Columnas

Para una tumba con nombre

Foto: Alejandra López

Martín Kohan escribe sobre la demolición de la casa de Borges, en Buenos Aires.




Por Martín Kohan




 

Para María Elena Fonsalido 


A la remota demolición de la casa de Borges, nada especial en una ciudad tan demoledora como Buenos Aires, vino a agregarse, años después, el cambio del nombre de la calle de esa casa, lo que tampoco es especial en una ciudad tan dada a los cambios de nombre. El asunto, como ya se señaló más de una vez, es que al quitar el nombre “Serrano”, quedó afectado por lo pronto cierto verso consabido de un famoso poema borgeano, pues la manzana real que designaban (Guatemala, Serrano, Paraguay, Gurruchaga) en los hechos ya no existía más. Aquello de la cosa y el nombre de la cosa (aquello de la rosa y el nombre de la rosa) estaba sin dudas de por medio, pero en definitiva lo que sucedió es que el gesto referencial de Borges se quedó sin referente, o la designación sin objeto. Y dado el caso, no tan usual en él, de remitirse de forma directa a una determinada realidad efectivamente existente, es curioso que haya sido la realidad la que entonces se tornó elusiva, la que se sustrajo y se desvaneció y traspasó a la irrealidad. 
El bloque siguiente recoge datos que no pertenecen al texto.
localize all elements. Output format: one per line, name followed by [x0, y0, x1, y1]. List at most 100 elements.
Ahora bien, si el nombre “Serrano” se quitó, en su momento, no fue sino para poner en su lugar el de “Jorge Luis Borges”. Un homenaje, claro, un homenaje. Con lo cual podría decirse que pasaba en las calles de Buenos Aires lo que largamente había estado pasando en la literatura argentina: que los homenajes al autor relegaban en cierto modo su obra, que los ritos de la veneración personal prevalecían en algún sentido sobre la más cercana y concreta lectura de los textos. El verso del poema quedaba en cierto modo dañado, o cuanto menos disminuido en su intención original, bajo el propósito algo solemne de rendir culto a su autor. 

El autor, el nombre del autor (ahí donde, siguiendo lo planteado por Michel Foucault, el autor no es sino una función-autor y se sostiene en buena medida en el nombre), cobró una intensidad especial, dado que la persona (el ser de ese nombre) ya no estaba, no existía: Borges ya se había muerto. Se había muerto, es decir ausentado, ausentado y para siempre; pero se había asegurado además agregarle ausencia a esa ausencia, reforzar con otra falta la primera inexorable falta: se aseguró morir y quedar enterrado en Ginebra. Que su cuerpo no estuviera acá, que sus restos faltaran acá, que quedara solamente el nombre. 

Las razones personales (Ginebra fue la ciudad de su adolescencia, de sus estudios, de sus años felices) corren obviamente por su cuenta. Para nosotros, sus lectores, Ginebra significa distancia, Suiza es casi una abstracción (como lo es la muerte misma, sobre todo si se le quita el cuerpo). Lo que en la propia Ginebra un eventual visitante acaso sienta, más allá de lo que ese lugar impacta, es cierto aire de sobriedad, su virtud de discreción. Y otro tanto llega a ocurrir con el propio Cementerio de los Reyes; aunque central, aunque importante, es sobrio y es discreto. Y todo eso alcanza sin dudas la piedra erguida de la tumba de Borges, la envuelve claramente, le imprime su carácter. En esa piedra hay una leyenda inscripta en inglés antiguo, ilegible o incomprensible por definición para el lego; y además, por supuesto, el nombre esperado del muerto. Al visitante de ocasión ese nombre lo hará pensar ante todo en el muerto de esa tumba, en el escritor de esos restos mortales. Pero también, además, por qué no, en el nombre de una calle de cierto barrio de Buenos Aires, a cuyo fervor por añoranza se entregará, por razones literarias justamente.